That's a long post....was there a question in there some where?
This thread will either be a good one or turn to mud. Hopefully the former as I am turning to this great community for advice, support, and guidance.
Disclaimer: I am a responsible adult. I am a husband, a father of two little girls, and am not ready to see the Lord Almighty in the Heavens above.
Some of yall might have seen the thread about the DCB F-29 that I just purchased at an auction. Yes, I changed my username (explanation in that thread).
Anyone know this DCB F-29
I should have it here early next week and hopefully after thoroughly checking everything over will get to take it out to the lake within a few weeks.
With that being said....Can you guys please tell me the do's and don'ts of driving a high performance catamaran (100+mph)?
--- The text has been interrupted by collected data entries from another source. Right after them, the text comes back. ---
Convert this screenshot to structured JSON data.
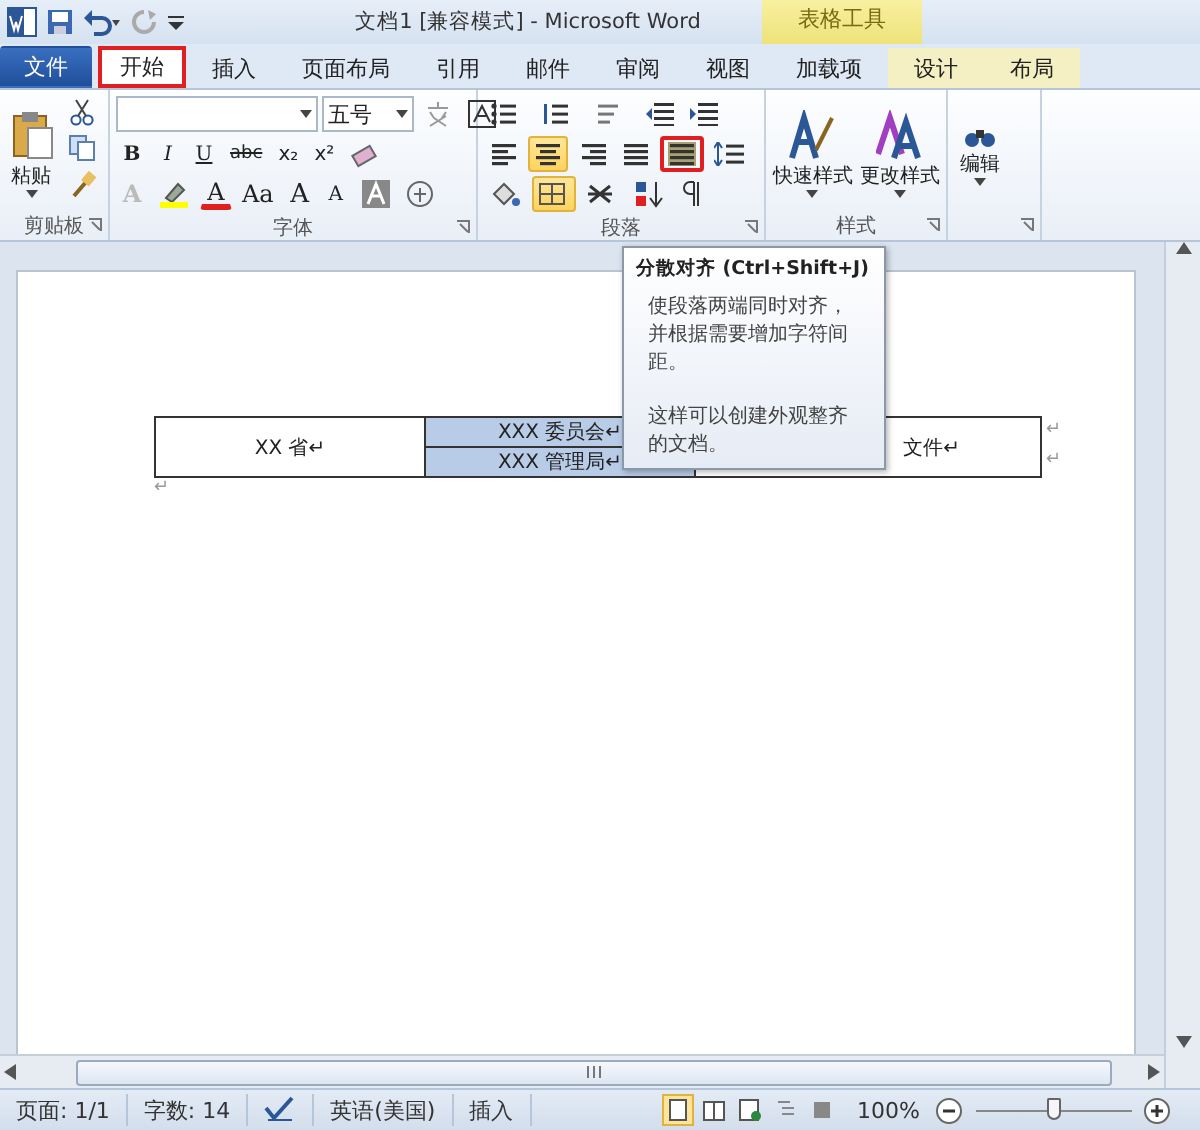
{
  "title_bar": {
    "title": "文档1 [兼容模式] - Microsoft Word",
    "contextual_group": "表格工具"
  },
  "tabs": [
    {
      "label": "文件",
      "kind": "file",
      "selected": false
    },
    {
      "label": "开始",
      "kind": "normal",
      "selected": true
    },
    {
      "label": "插入",
      "kind": "normal",
      "selected": false
    },
    {
      "label": "页面布局",
      "kind": "normal",
      "selected": false
    },
    {
      "label": "引用",
      "kind": "normal",
      "selected": false
    },
    {
      "label": "邮件",
      "kind": "normal",
      "selected": false
    },
    {
      "label": "审阅",
      "kind": "normal",
      "selected": false
    },
    {
      "label": "视图",
      "kind": "normal",
      "selected": false
    },
    {
      "label": "加载项",
      "kind": "normal",
      "selected": false
    },
    {
      "label": "设计",
      "kind": "contextual",
      "selected": false
    },
    {
      "label": "布局",
      "kind": "contextual",
      "selected": false
    }
  ],
  "ribbon": {
    "clipboard": {
      "label": "剪贴板",
      "paste": "粘贴"
    },
    "font": {
      "label": "字体",
      "size": "五号",
      "format_buttons": [
        "B",
        "I",
        "U",
        "abc",
        "x₂",
        "x²"
      ],
      "grow": "A",
      "shrink": "A",
      "case": "Aa",
      "font_color_letter": "A",
      "char_shade": "A"
    },
    "paragraph": {
      "label": "段落",
      "alignments": [
        {
          "kind": "left",
          "selected": false,
          "hovered": false
        },
        {
          "kind": "center",
          "selected": true,
          "hovered": false
        },
        {
          "kind": "right",
          "selected": false,
          "hovered": false
        },
        {
          "kind": "justify",
          "selected": false,
          "hovered": false
        },
        {
          "kind": "distributed",
          "selected": false,
          "hovered": true
        }
      ],
      "borders_selected": true
    },
    "styles": {
      "label": "样式",
      "buttons": [
        "快速样式",
        "更改样式"
      ]
    },
    "editing": {
      "label": "编辑"
    }
  },
  "tooltip": {
    "title": "分散对齐 (Ctrl+Shift+J)",
    "description": "使段落两端同时对齐，并根据需要增加字符间距。",
    "note": "这样可以创建外观整齐的文档。"
  },
  "table": {
    "left": {
      "text": "XX 省↵",
      "selected": false
    },
    "middle": [
      {
        "text": "XXX 委员会↵",
        "selected": true
      },
      {
        "text": "XXX 管理局↵",
        "selected": true
      }
    ],
    "right": {
      "text": "文件↵",
      "selected": false
    },
    "row_marks": [
      "↵",
      "↵"
    ],
    "after": "↵"
  },
  "status_bar": {
    "page": "页面: 1/1",
    "words": "字数: 14",
    "language": "英语(美国)",
    "mode": "插入",
    "views": [
      {
        "kind": "print",
        "selected": true
      },
      {
        "kind": "reading",
        "selected": false
      },
      {
        "kind": "web",
        "selected": false
      },
      {
        "kind": "outline",
        "selected": false
      },
      {
        "kind": "draft",
        "selected": false
      }
    ],
    "zoom": "100%",
    "zoom_slider": {
      "level": 0.5
    }
  }
}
I bet 100% of you guys either cringed or lol'd after reading the previous sentence. Before you keyboard warriors whip out the flamethrowers please take the time to finish reading and hear me out......
As said in my disclaimer, I am an adult. I fully understand the dangers in life, the consequences of our choices we make, and the effects that these choices make on ourselves, our family, and our friends. I'm not out to drive WFO through chop, hanging it out all the way down the lake. I'm just looking to add to my thrilling and adrenaline pumping experiences in life, just like everyone else. What sets us apart from the hot-doggers, show offs, and dumb asses, and keeps us alive and safe is: fear and knowledge.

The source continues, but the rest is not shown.